Mark Grieveson wrote:

>> Greetings;
> 
>> I upgraded from Sarge according to the instructions but I have
>> had all sorts of problems with it.
> 
>> It seems to me that either something got corrupted during
>> the upgrade, there is something left over from Sarge that
>> shouldn't be, or there is the wrong version of a library
>> somewhere.
> 
>> Is this a clue? When I try to use aptitude it wants to remove
>> 150+ "unused" packages, including Gnome. Doesn't feel right
>> to me so I don't use it.
> 
> Did you use aptitude to upgrade your system (ie, "aptitude
> dist-upgrade")?  If not, and you used apt, or synaptic, that will
> explain why aptitude is giving erratic results.  Best to continue with
> what you had been using.
> 
>> Any way, any ideas short of the old Windows stand by,
>> "Format the hard drive and reinstall"?
> 
>> Many TIA,
>> Dennis
> 
> You could try
> 
> dpkg-reconfigure -a
> 
> This'll take a while, and it will
> ask you some questions thoughout.  If you want the machine
> to automatically reconfigure itself, without asking you any questions,
> you could try
> 
> dpkg-reconfigure --frontend=noninteractive -a
> 
> I don't know if this will help or not, but I doubt it would make things
> worse.
> 
> Mark
> 
> 
I use apt-get - I'm not sure how to do this in aptitude, but the command I
use in such situations (before dpkg --configure -a) is: apt-get -f install,
then configure with dpkg --configure -a, and maybe try both again.

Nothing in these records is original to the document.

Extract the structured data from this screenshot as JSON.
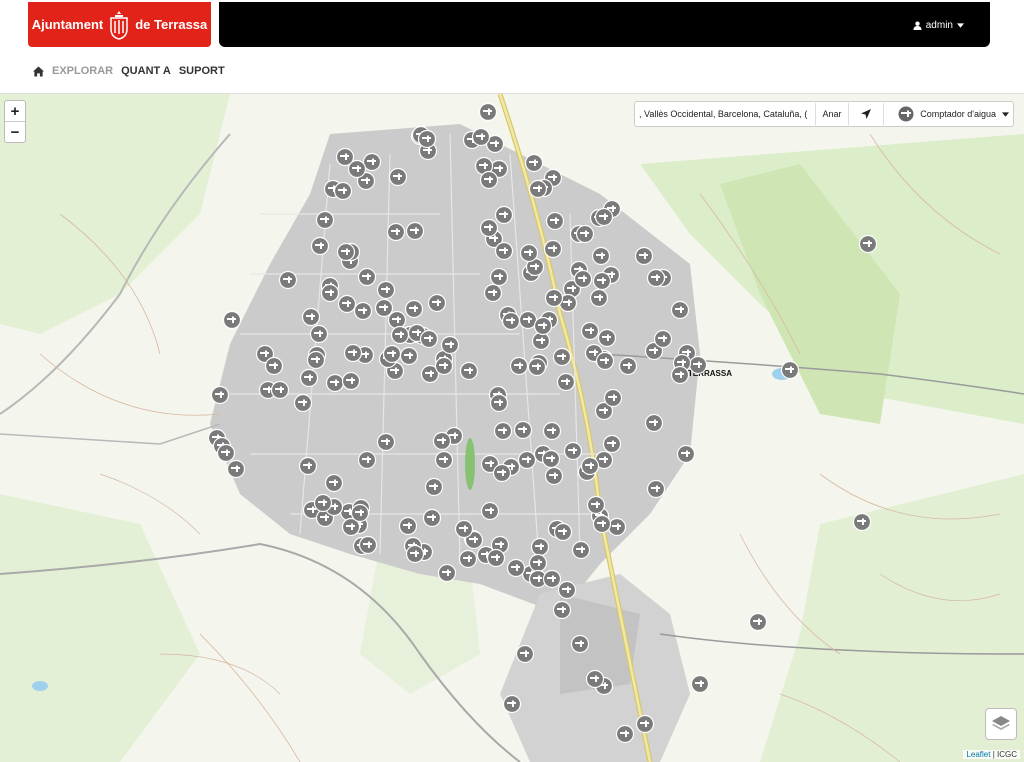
{
  "header": {
    "logo_left": "Ajuntament",
    "logo_right": "de Terrassa",
    "user": "admin"
  },
  "nav": {
    "items": [
      "EXPLORAR",
      "QUANT A",
      "SUPORT"
    ]
  },
  "map": {
    "search_value": ", Vallès Occidental, Barcelona, Cataluña, (",
    "go_label": "Anar",
    "layer_label": "Comptador d'aigua",
    "place_label": "TERRASSA",
    "attribution_link": "Leaflet",
    "attribution_text": "| ICGC",
    "marker_count": 256,
    "marker_icon": "water-meter-icon"
  },
  "colors": {
    "brand_red": "#e2231a",
    "topbar": "#000000",
    "marker": "#7a7a7a",
    "urban": "#c8c8c8",
    "green": "#dff0cf"
  }
}
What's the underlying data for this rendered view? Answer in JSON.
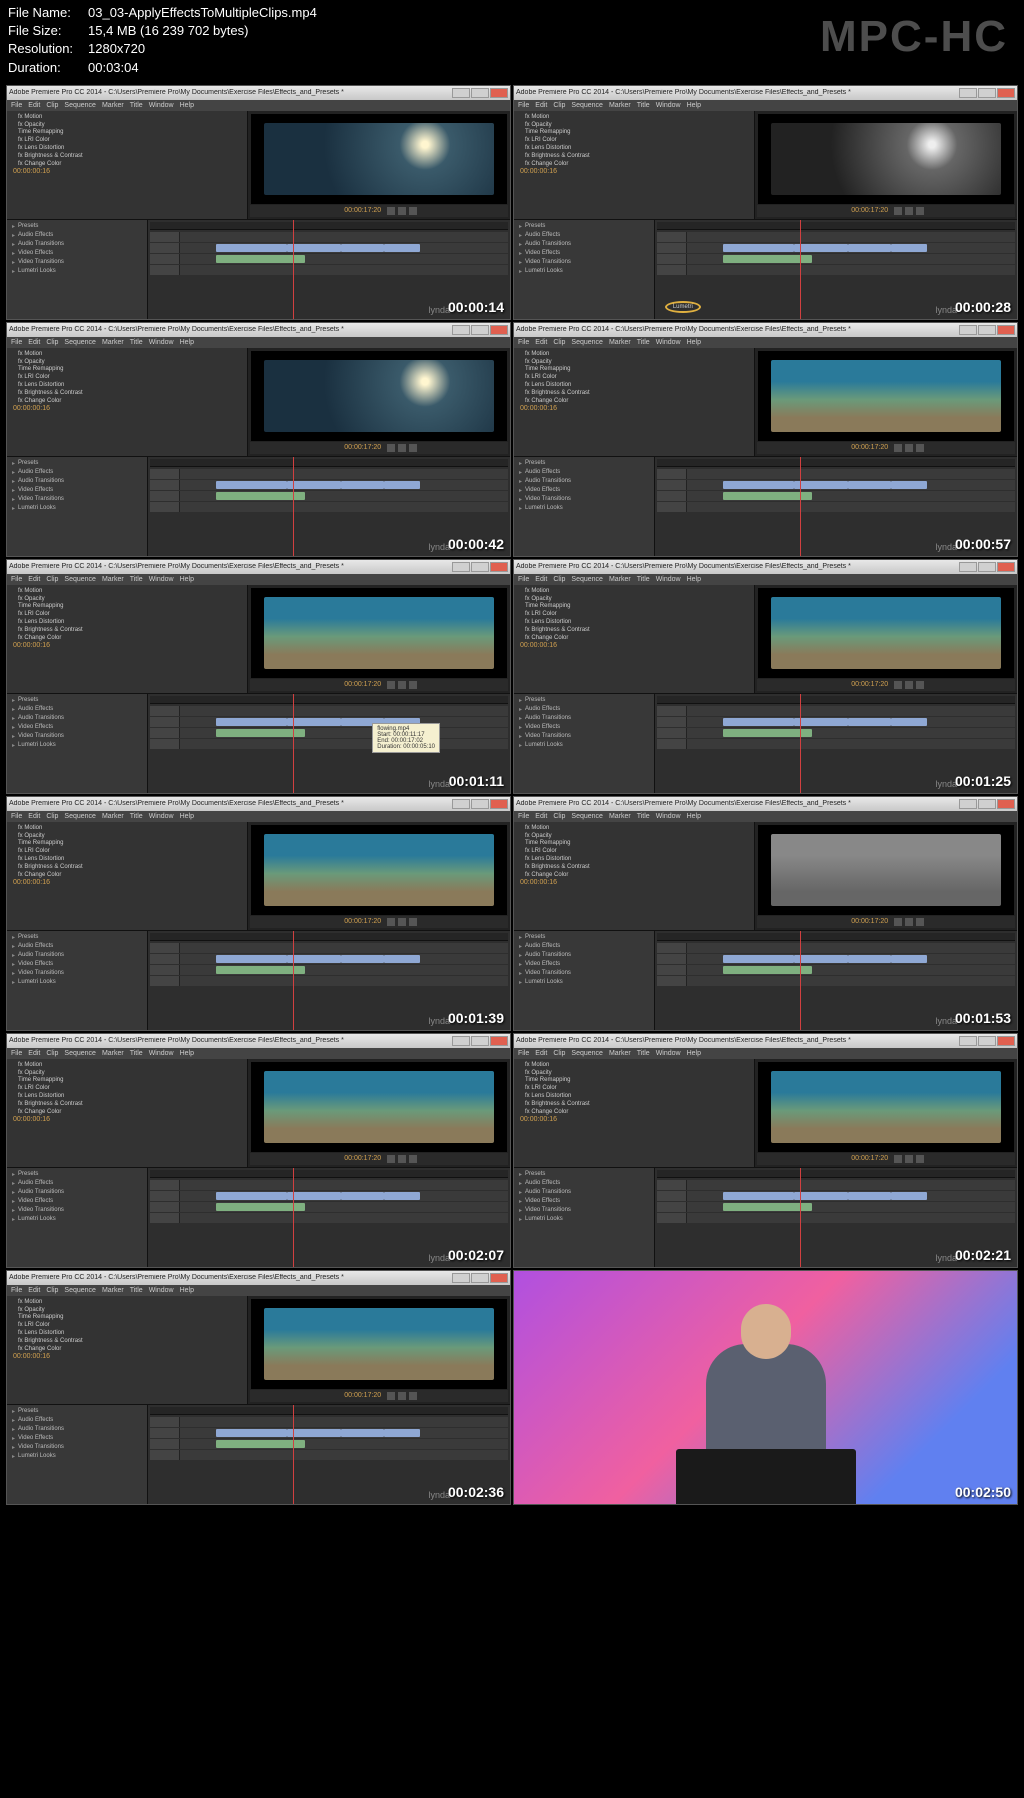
{
  "header": {
    "filename_label": "File Name:",
    "filename": "03_03-ApplyEffectsToMultipleClips.mp4",
    "filesize_label": "File Size:",
    "filesize": "15,4 MB (16 239 702 bytes)",
    "resolution_label": "Resolution:",
    "resolution": "1280x720",
    "duration_label": "Duration:",
    "duration": "00:03:04"
  },
  "watermark": "MPC-HC",
  "app_title": "Adobe Premiere Pro CC 2014 - C:\\Users\\Premiere Pro\\My Documents\\Exercise Files\\Effects_and_Presets *",
  "menu": [
    "File",
    "Edit",
    "Clip",
    "Sequence",
    "Marker",
    "Title",
    "Window",
    "Help"
  ],
  "effects": [
    "Presets",
    "Audio Effects",
    "Audio Transitions",
    "Video Effects",
    "Video Transitions",
    "Lumetri Looks"
  ],
  "panel_items": [
    "fx Motion",
    "fx Opacity",
    "Time Remapping",
    "fx LRI Color",
    "fx Lens Distortion",
    "fx Brightness & Contrast",
    "fx Change Color"
  ],
  "timecode_source": "00:00:00:16",
  "timecode_program": "00:00:17:20",
  "tooltip": {
    "name": "flowing.mp4",
    "start": "Start: 00:00:11:17",
    "end": "End: 00:00:17:02",
    "duration": "Duration: 00:00:05:10"
  },
  "lynda": "lynda",
  "thumbs": [
    {
      "ts": "00:00:14",
      "preview": "underwater1",
      "circled": false
    },
    {
      "ts": "00:00:28",
      "preview": "underwater-bw",
      "circled": true
    },
    {
      "ts": "00:00:42",
      "preview": "underwater1",
      "circled": false
    },
    {
      "ts": "00:00:57",
      "preview": "coral",
      "circled": false
    },
    {
      "ts": "00:01:11",
      "preview": "coral",
      "circled": false,
      "tooltip": true
    },
    {
      "ts": "00:01:25",
      "preview": "coral",
      "circled": false
    },
    {
      "ts": "00:01:39",
      "preview": "coral",
      "circled": false
    },
    {
      "ts": "00:01:53",
      "preview": "coral-bw",
      "circled": false
    },
    {
      "ts": "00:02:07",
      "preview": "coral",
      "circled": false
    },
    {
      "ts": "00:02:21",
      "preview": "coral",
      "circled": false
    },
    {
      "ts": "00:02:36",
      "preview": "coral",
      "circled": false
    },
    {
      "ts": "00:02:50",
      "preview": "presenter",
      "circled": false
    }
  ]
}
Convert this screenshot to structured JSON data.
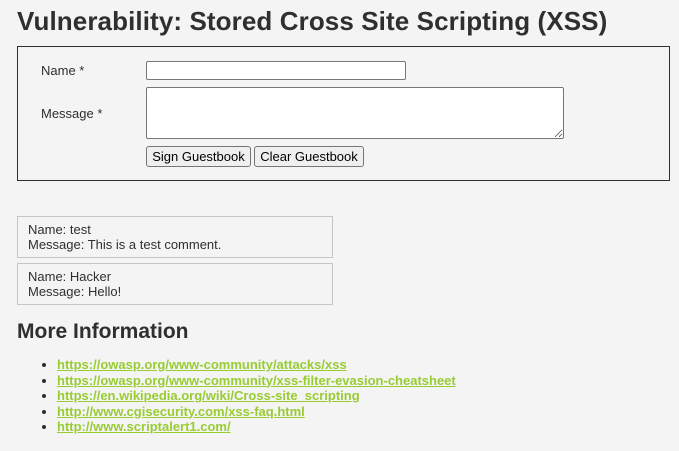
{
  "page": {
    "title": "Vulnerability: Stored Cross Site Scripting (XSS)"
  },
  "form": {
    "name_label": "Name *",
    "name_value": "",
    "message_label": "Message *",
    "message_value": "",
    "sign_button": "Sign Guestbook",
    "clear_button": "Clear Guestbook"
  },
  "entries": [
    {
      "name_line": "Name: test",
      "message_line": "Message: This is a test comment."
    },
    {
      "name_line": "Name: Hacker",
      "message_line": "Message: Hello!"
    }
  ],
  "more_info": {
    "title": "More Information",
    "links": [
      "https://owasp.org/www-community/attacks/xss",
      "https://owasp.org/www-community/xss-filter-evasion-cheatsheet",
      "https://en.wikipedia.org/wiki/Cross-site_scripting",
      "http://www.cgisecurity.com/xss-faq.html",
      "http://www.scriptalert1.com/"
    ]
  },
  "colors": {
    "link": "#99cc33",
    "text": "#2f2f2f",
    "background": "#f4f4f4"
  }
}
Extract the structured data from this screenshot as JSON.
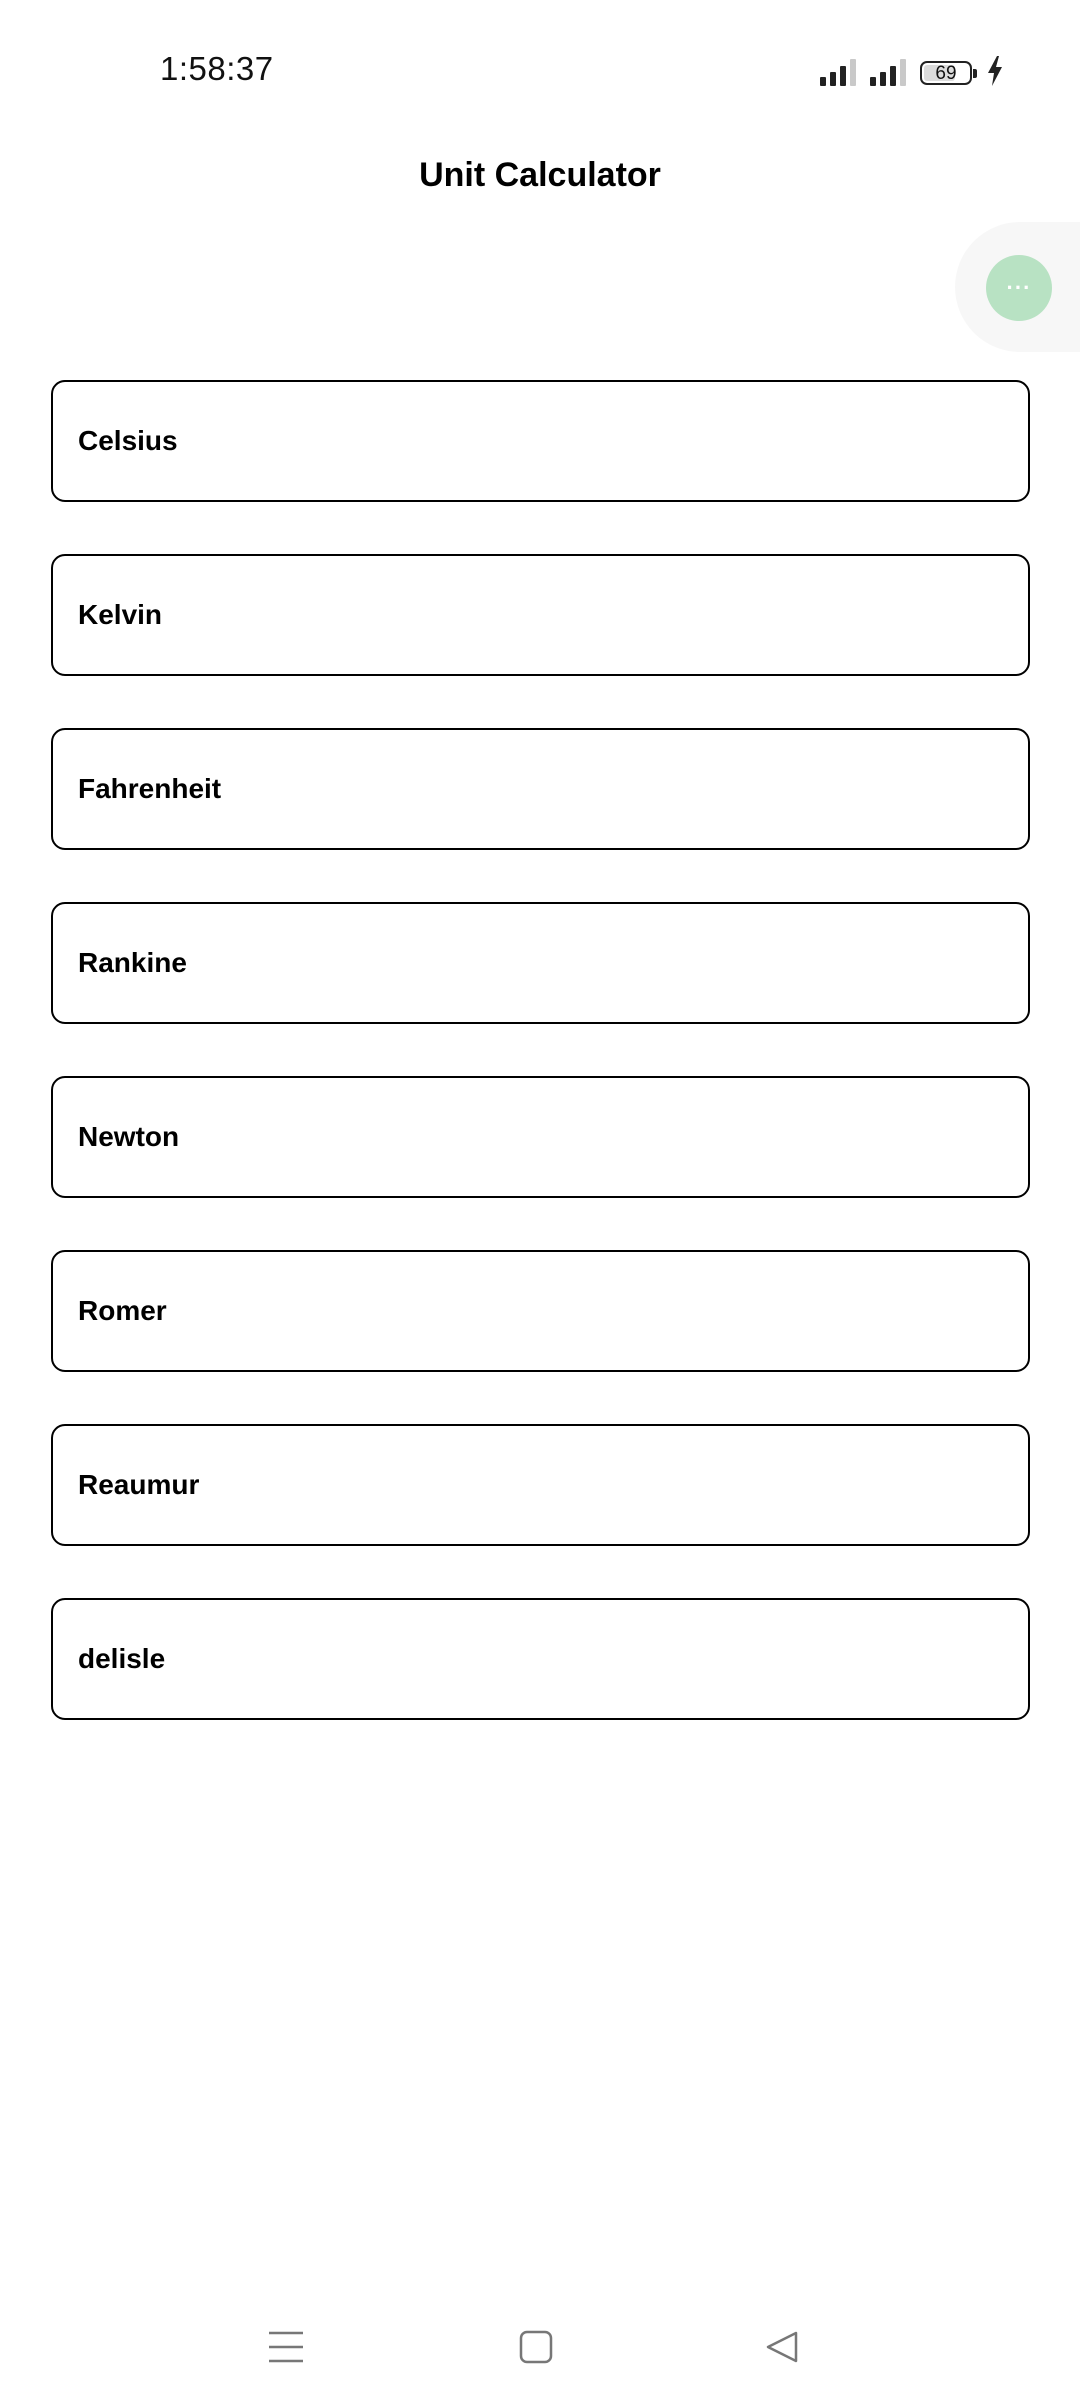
{
  "status_bar": {
    "time": "1:58:37",
    "battery_level": "69",
    "charging": true,
    "signal_icons": [
      "cellular-signal-icon",
      "cellular-signal-icon"
    ]
  },
  "header": {
    "title": "Unit Calculator"
  },
  "fab": {
    "label": "···",
    "icon": "more-icon",
    "color": "#b8e2c3"
  },
  "units": [
    {
      "label": "Celsius"
    },
    {
      "label": "Kelvin"
    },
    {
      "label": "Fahrenheit"
    },
    {
      "label": "Rankine"
    },
    {
      "label": "Newton"
    },
    {
      "label": "Romer"
    },
    {
      "label": "Reaumur"
    },
    {
      "label": "delisle"
    }
  ],
  "nav_bar": {
    "icons": [
      "menu-icon",
      "home-icon",
      "back-icon"
    ]
  }
}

an apt-get dselect-upgrade *might* help, but I'd suggest running apt-get -s
dselect-upgrade to check that it won't cause any problems.

I have tried dselect, but found  problems as you have found; I think dselect
works similarly to aptitude.

(the -s flag means 'simulate'
-- 
If you wrestle in the mud with a pig,
you both get dirty and the pig likes it.